The Palm River Hotel: A Guest Review
We were recently visited by a wonderful couple, Shelly and James Cunliffe from the United Kingdom along with a group of their friends, following their stay they have taken the time to share a few comments on their experience at the Palm River Hotel, along with highlights of the hotels natural surrounds and the astounding draw of the mighty Victoria Falls. Read on below to find out what animals they spotted during their visit!
A new and sumptuous addition for the discerning visitor to the Victoria Falls in Zimbabwe is the Palm River Hotel, opened in 2021. Upstream and alongside the huge and glittering Zambezi River, its modern, sleek, steel-girded, straight-lined design, with curved footpaths, palm and indigenous trees on the water’s edge is simply breath-taking. The mirroring of the design of the arched, steel 1905 Victoria Falls bridge close-by, linking with Zambia, is ingenious. The theme is repeated throughout the hotel’s architecture. Its rooms: airy, high-ceilinged and exquisitely furnished, a modern twist that hints at a former style.
A mile away, a fish eagle unfurls its wings and glides over the roaring chasm. As the water crashes, roars and foams below the main Victoria Falls, its feathers glow white in the sun as it scans the scene. Animals and birds are a permanent feature, roaming the Zambezi River’s banks and, in the charming village close to the Falls, the hadada ibis, house geckos and hornbills, warthogs and impala herds. A contrast to the drama of the relatively close and the largest of Zimbabwe’s national parks, Hwange, but for wildlife-lovers with their wits about them, there is much to add to the close-up view of one of the most magnificent, deep and broad waterfalls in the world.
You won’t find giraffes wandering the streets of Victoria Falls town in the rainy season, but they’re surprisingly close by. More than 100 wild mammal species roam the banks of the Zambezi or float on its surface, where the visitors can enjoy a range of comfortable accommodation, fine cuisine and best South African wines. Zebras, elephants and even lions are among the creatures that still neighbour the town. They were here first, even before the intrepid Dr David Livingstone stumbled upon the sight in 1855.
On the Zimbabwean side of the world heritage site, the mile-wide torrent has created a unique pocket of rainforest-like biodiversity in what is otherwise scrubland. It is this, along with the still-changing basalt rock structures, that give the falls what is termed “unique and universal value” when heritage status was granted. The falls are a fabulous Natural World Wonder, and there are already discreet and comfortable hotels within a short distance. The pleasure is in being able to walk to the falls from either Zambia or Zimbabwe and enjoy the unfolding views.

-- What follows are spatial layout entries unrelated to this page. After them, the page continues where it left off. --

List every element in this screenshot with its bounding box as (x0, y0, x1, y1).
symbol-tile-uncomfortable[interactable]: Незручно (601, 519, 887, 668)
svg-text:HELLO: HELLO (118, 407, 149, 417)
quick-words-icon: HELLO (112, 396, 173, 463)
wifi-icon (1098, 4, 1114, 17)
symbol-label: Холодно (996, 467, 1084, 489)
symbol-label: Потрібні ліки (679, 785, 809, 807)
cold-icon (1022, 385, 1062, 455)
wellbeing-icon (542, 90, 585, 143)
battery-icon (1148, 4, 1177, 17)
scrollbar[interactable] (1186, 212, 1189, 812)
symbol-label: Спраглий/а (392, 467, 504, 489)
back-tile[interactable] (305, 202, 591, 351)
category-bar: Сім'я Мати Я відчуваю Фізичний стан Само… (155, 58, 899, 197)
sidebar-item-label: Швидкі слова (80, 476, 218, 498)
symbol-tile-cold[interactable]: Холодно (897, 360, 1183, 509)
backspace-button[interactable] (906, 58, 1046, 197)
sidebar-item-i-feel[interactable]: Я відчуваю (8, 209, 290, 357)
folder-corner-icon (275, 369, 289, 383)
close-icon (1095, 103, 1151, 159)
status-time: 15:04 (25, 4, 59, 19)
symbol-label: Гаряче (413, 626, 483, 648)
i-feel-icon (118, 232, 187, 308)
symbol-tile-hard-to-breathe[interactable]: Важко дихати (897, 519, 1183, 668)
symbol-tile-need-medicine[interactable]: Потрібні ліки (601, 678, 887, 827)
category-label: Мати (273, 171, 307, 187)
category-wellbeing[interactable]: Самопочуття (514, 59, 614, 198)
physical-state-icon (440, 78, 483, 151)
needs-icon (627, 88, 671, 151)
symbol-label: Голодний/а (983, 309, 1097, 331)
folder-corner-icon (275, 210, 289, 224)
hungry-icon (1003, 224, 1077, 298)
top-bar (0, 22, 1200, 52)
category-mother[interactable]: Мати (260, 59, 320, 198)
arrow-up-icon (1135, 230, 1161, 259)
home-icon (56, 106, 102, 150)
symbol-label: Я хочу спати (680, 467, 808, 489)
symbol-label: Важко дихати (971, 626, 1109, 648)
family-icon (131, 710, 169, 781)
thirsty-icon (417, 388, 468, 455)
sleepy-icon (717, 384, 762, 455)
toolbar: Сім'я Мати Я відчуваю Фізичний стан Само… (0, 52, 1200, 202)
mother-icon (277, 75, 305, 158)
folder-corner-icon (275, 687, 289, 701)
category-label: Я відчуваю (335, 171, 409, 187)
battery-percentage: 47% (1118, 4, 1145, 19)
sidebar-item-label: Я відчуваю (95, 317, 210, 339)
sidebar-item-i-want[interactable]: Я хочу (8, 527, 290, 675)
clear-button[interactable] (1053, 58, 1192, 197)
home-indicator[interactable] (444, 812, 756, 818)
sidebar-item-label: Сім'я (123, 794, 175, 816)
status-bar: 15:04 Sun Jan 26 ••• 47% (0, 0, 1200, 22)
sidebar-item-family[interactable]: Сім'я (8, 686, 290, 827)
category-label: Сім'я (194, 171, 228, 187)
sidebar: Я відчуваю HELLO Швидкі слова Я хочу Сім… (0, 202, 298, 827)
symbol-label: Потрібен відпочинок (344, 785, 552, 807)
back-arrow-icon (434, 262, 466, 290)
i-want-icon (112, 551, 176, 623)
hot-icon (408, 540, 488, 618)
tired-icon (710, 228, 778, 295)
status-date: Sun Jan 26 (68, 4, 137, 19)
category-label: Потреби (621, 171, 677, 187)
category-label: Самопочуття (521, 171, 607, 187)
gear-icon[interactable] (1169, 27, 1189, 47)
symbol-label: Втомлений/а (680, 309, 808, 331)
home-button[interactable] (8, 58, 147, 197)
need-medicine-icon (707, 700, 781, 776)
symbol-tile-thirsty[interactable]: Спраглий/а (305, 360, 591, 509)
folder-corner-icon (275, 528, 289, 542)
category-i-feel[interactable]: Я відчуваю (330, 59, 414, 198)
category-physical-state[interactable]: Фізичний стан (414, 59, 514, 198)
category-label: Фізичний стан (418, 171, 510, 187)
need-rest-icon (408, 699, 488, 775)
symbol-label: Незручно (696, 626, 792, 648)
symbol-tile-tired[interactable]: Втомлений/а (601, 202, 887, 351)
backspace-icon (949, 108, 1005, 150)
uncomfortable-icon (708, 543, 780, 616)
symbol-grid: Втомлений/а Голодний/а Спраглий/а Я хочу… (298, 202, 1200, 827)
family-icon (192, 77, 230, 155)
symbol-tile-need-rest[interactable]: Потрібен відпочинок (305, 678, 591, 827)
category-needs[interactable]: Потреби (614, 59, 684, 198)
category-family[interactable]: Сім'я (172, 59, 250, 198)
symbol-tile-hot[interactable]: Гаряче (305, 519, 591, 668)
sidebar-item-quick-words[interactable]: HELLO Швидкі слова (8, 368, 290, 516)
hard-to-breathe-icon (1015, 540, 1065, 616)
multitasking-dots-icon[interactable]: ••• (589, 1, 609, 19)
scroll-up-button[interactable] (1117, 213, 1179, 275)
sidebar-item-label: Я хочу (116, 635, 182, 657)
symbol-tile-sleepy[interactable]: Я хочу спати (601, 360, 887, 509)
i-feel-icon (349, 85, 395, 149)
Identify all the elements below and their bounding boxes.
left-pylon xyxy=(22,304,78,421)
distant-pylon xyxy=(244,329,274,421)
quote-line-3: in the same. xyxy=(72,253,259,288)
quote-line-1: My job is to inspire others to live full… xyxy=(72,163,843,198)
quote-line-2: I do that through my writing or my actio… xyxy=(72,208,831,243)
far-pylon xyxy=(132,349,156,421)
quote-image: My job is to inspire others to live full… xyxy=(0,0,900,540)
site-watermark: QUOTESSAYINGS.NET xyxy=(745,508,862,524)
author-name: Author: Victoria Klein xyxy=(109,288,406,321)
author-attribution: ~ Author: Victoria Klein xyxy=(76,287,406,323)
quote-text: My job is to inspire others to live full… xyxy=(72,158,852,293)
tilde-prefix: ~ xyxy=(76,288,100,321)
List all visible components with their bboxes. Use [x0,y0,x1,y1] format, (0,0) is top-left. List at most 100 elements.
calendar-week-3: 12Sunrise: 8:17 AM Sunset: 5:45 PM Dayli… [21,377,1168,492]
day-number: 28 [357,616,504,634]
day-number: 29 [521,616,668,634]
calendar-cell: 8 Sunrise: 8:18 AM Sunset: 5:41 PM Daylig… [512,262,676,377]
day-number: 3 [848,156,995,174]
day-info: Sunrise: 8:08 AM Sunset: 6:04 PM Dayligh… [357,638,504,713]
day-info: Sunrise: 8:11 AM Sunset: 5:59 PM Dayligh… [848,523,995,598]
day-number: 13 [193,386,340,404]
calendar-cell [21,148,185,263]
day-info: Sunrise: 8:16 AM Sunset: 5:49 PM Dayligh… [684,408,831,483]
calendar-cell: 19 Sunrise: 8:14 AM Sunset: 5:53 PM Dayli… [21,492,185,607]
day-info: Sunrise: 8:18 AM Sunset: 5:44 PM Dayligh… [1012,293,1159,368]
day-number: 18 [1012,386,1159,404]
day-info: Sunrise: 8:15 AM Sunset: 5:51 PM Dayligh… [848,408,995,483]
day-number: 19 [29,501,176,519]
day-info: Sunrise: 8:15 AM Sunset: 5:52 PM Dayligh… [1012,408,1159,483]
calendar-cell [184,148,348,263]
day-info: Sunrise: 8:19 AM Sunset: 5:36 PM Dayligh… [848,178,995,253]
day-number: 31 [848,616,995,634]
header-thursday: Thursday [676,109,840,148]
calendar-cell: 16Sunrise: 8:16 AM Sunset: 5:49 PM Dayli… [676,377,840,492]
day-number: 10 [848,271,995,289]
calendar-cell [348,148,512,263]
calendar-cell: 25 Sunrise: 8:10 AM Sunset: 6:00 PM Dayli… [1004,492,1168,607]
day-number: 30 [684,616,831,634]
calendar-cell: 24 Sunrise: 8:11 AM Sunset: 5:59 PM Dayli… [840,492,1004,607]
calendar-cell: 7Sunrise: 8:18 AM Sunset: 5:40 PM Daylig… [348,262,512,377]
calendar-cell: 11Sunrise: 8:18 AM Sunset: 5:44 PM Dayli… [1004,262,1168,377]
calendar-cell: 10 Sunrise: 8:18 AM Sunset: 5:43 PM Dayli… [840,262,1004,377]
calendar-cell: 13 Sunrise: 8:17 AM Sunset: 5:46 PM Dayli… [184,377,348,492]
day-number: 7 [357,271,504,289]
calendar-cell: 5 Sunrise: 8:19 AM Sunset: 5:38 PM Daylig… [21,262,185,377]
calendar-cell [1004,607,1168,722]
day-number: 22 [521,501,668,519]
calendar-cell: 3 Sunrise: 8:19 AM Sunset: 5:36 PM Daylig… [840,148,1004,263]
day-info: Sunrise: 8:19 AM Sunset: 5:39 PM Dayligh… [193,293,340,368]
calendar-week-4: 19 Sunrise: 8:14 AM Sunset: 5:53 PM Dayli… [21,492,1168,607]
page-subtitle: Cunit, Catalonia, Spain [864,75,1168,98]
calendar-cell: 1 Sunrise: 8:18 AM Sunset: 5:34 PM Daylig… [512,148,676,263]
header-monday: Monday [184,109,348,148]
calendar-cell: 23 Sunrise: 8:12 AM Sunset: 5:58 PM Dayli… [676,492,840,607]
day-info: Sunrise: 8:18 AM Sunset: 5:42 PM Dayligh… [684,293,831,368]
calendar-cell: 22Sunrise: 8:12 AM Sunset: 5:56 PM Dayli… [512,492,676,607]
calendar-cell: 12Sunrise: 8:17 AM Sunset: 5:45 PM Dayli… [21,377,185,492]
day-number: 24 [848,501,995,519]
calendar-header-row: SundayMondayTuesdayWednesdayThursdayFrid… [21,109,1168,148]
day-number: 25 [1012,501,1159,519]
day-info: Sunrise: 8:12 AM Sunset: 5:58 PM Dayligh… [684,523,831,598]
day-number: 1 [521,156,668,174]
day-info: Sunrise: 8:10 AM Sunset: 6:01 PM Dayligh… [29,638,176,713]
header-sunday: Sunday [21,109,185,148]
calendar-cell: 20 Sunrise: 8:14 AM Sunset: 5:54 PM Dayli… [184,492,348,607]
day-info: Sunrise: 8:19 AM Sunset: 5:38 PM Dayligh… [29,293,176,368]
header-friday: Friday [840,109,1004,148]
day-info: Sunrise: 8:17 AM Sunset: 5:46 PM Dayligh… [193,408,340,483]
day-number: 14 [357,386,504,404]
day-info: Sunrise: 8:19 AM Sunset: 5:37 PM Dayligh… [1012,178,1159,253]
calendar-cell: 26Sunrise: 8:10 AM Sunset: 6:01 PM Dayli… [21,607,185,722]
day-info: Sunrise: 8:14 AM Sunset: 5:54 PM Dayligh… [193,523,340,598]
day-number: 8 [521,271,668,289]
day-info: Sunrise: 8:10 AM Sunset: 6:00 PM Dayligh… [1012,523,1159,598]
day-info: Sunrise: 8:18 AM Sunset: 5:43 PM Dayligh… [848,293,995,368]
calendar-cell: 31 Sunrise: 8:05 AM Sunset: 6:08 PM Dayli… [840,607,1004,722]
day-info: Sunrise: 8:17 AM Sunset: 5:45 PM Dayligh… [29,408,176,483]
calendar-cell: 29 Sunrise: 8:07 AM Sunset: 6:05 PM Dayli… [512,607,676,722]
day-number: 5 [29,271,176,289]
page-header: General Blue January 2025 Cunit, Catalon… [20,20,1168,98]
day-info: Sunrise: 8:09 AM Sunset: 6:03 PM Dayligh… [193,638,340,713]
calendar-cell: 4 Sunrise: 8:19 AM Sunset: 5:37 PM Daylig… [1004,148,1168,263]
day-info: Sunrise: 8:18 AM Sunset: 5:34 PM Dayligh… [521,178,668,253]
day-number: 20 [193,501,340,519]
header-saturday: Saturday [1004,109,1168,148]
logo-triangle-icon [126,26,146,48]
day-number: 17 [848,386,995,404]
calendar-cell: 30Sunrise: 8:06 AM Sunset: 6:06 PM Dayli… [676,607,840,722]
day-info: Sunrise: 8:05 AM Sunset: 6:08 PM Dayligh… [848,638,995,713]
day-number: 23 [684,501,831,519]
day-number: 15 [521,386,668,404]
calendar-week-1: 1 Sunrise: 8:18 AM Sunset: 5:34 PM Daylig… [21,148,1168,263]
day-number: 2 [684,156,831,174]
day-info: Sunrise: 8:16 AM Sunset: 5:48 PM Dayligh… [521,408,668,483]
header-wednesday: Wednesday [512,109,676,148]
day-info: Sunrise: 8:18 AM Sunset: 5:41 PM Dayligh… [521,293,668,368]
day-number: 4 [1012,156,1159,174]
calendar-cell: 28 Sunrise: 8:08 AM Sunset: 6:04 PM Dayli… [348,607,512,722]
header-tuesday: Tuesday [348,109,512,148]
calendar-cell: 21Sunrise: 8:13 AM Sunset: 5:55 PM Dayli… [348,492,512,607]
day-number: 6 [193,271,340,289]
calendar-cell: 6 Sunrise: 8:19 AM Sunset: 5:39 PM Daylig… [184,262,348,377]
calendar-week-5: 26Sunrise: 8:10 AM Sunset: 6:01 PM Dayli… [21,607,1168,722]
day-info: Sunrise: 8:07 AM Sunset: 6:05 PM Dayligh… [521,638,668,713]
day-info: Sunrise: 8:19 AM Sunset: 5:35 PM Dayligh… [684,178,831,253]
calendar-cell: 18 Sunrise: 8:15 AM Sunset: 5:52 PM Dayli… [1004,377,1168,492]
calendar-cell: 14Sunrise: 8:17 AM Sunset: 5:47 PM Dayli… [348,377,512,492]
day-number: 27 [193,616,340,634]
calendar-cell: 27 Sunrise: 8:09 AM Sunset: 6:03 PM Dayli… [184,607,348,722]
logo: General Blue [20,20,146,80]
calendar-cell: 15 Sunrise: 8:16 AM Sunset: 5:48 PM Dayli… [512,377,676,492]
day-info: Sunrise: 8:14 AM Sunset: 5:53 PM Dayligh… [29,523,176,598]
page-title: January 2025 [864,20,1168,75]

The food is fresh, locally-sourced and there are plans to grow organic vegetables in the large, hotel garden. Cheerful, informative and immaculately-dressed staff set the tone. The variety, taste and texture of the desserts are extraordinary.
The dining area with its arched walkways, fans and a spaciousness offers another nod to the colonial style of the original Victoria Falls Hotel, with its views across the gorge to the bridge.